Apesar deste comentário, para Martin Wight a sociedade internacional difere de todas as outras, pois apresenta características que a distinguem, em especial o facto de ser composta por estados, de possuir um número reduzido de membros, e uma heterogeneidade própria31. A mesma constatação é válida para Raymond Aron e para Hedley Bull. Esta noção da existência de objetivos comuns à sociedade internacional, composta por um grupo de estados que partilham valores e interesses comuns, tem assim várias instituições: leis internacionais, tratados e pactos entre estados, que embora não tenham as mesmas características da lei interna dos estados, delimitam e condicionam, de forma considerável, o comportamento e a ação dos estados.

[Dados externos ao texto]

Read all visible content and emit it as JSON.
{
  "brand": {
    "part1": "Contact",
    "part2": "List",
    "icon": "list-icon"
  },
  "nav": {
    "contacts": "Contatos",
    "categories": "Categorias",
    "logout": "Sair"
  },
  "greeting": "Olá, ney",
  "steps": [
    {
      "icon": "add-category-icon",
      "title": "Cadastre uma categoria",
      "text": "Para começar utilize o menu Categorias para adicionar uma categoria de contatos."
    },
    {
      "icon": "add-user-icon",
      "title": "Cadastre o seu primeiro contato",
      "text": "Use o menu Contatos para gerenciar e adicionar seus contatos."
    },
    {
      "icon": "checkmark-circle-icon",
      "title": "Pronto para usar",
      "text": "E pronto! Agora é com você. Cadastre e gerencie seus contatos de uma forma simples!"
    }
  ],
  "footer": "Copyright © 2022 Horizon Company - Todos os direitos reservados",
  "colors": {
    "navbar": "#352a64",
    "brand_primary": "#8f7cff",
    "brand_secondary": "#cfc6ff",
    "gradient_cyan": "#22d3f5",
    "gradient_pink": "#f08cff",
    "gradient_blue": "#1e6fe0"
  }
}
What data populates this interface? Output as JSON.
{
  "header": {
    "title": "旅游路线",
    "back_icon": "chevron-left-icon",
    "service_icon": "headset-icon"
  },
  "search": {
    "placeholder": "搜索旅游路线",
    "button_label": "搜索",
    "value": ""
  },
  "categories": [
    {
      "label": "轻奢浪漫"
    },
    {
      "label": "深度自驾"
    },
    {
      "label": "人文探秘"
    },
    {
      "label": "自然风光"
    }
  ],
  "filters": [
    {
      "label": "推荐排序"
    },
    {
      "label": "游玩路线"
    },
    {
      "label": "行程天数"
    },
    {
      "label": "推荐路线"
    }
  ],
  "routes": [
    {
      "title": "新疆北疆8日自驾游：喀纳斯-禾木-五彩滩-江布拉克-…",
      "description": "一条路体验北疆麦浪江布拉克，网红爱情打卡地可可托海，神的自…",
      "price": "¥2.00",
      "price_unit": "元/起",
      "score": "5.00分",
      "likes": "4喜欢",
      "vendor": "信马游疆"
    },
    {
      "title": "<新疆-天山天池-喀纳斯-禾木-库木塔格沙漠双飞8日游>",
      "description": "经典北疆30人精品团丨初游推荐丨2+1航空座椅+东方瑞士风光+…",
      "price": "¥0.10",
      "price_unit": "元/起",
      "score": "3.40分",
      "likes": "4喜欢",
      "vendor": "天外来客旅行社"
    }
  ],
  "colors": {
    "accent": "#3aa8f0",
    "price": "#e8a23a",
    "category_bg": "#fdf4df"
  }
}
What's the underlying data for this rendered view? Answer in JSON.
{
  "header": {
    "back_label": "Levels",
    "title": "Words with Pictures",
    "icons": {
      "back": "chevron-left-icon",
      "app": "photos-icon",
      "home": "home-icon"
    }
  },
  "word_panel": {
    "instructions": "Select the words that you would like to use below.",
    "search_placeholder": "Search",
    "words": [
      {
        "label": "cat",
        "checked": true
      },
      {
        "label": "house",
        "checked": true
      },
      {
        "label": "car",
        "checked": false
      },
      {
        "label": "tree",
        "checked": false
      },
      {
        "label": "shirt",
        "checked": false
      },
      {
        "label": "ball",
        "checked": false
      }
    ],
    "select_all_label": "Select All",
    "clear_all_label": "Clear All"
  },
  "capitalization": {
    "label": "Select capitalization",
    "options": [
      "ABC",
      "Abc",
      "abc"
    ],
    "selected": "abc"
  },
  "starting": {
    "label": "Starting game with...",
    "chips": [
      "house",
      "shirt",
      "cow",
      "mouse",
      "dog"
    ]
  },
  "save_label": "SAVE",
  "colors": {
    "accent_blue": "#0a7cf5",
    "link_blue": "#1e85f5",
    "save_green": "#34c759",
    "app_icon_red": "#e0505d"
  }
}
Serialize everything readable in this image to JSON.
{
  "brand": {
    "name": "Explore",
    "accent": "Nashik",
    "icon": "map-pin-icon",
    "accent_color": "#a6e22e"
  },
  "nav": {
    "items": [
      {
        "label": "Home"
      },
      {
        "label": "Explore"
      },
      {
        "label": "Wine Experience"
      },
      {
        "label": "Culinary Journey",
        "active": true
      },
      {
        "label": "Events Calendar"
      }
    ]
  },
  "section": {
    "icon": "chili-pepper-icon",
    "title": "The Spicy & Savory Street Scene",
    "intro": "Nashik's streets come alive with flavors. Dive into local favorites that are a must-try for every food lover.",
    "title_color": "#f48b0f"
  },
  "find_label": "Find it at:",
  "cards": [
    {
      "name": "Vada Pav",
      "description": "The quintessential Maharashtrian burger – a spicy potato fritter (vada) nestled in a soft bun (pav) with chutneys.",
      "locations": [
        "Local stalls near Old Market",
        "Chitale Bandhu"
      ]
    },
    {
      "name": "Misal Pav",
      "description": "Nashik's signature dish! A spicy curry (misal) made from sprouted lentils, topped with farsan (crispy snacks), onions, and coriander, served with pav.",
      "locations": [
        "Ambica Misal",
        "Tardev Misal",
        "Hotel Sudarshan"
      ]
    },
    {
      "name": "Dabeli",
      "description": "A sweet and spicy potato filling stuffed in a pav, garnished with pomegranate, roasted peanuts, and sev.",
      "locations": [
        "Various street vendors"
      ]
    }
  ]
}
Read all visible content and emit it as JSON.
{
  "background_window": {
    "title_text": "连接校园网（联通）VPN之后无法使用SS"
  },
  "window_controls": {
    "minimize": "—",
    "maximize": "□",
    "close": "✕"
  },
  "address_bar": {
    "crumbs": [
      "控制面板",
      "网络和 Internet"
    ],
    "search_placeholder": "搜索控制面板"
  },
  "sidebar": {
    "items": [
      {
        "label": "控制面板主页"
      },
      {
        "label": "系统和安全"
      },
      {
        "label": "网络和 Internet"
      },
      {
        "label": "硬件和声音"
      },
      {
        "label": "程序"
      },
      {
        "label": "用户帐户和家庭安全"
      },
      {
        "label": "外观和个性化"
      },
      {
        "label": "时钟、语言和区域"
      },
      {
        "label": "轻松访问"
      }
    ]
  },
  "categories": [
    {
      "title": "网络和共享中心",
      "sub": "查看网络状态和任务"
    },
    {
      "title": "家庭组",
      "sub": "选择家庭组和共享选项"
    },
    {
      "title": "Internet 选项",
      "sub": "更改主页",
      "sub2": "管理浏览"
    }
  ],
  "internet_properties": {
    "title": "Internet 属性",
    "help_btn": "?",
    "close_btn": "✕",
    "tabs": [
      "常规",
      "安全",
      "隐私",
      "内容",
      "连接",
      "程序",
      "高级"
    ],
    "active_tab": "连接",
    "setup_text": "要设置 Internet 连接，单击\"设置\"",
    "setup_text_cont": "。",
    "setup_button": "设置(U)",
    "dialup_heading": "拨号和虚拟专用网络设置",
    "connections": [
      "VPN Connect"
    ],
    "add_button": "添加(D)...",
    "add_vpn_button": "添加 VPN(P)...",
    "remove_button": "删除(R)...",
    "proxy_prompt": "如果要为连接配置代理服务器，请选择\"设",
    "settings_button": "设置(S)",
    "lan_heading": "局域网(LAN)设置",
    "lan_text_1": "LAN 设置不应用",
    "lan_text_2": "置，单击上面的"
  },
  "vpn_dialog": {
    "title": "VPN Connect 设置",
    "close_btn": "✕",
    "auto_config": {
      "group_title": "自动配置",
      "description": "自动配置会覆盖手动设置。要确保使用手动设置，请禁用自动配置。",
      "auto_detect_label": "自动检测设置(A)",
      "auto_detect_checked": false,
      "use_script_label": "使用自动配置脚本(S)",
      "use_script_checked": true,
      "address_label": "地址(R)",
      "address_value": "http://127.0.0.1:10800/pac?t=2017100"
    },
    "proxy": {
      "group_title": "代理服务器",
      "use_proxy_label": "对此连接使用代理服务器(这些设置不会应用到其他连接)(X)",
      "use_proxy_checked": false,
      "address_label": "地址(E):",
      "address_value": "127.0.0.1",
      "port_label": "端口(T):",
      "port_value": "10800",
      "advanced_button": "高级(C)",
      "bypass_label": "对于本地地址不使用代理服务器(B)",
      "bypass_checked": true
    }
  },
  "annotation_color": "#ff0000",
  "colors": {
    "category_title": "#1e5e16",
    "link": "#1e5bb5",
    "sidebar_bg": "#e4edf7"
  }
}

A realidade é que o objetivo da lei internacional não deixa de ser o de definir normas e regras de comportamento e ação dos estados, delimitando de alguma forma as esferas de atuação destas entidades. Por esse motivo, o facto de essas normas e regras estarem largamente baseadas nos usos e costumes da ação internacional também lhes confere uma legitimidade na regulação, independentemente de não existir por parte de nenhuma entidade a capacidade de as fazer cumprir e de sancionar os estados infratores. Mesmo as instituições internacionais que possam ter a pretensão de o fazer, e que reúnam a capacidade de condicionar as ações dos estados, não possuem recursos comparáveis aos dos estados nacionais. É nesse contexto que a guerra, tal como as alianças, a diplomacia, e a neutralidade, pode ser considerada parte integrante das instituições da sociedade internacional32. Na mesma linha de pensamento de Martin Wight, importa também salientar a caracterização de um sistema internacional por parte de Hedley Bull como um conjunto de dois ou mais estados independentes que mantêm relações regulares entre si, e em que esse contacto é suficiente para afetar as decisões de ambos33. Este tipo de interação pode assumir várias vertentes, designadamente de natureza política, estratégica, económica ou social34.

 

O PROBLEMA DA ORDEM EM RAYMOND ARON

Na sua análise sobre a sociedade internacional, Hedley Bull faz referência a Raymond Aron distinguindo-o de outros autores, nomeadamente realistas, indiciando que considerava existir em Aron alguma evolução teórica para a via media, no sentido em que é vulgarmente considerado nas Relações Internacionais, isto é, um posicionamento entre realismo e idealismo35no sentido de Martin Wight e Hedley Bull. Em minha opinião, existe em relação à possibilidade do recurso à guerra uma diferença significativa entre a posição acima referida e a que se verifica nas correntes realistas, em que a luta pelo poder surge como o objetivo principal. Na caracterização que faz do sistema internacional, Hedley Bull36 sublinha que uma das questões predominantes se prende com a natureza das interações entre os estados, em que a influência de uns sobre outros gera um sistema em que todos fazem parte de um todo. Numa situação de eventual conflito, a guerra surge como uma saída, podendo ocorrer de forma generalizada37.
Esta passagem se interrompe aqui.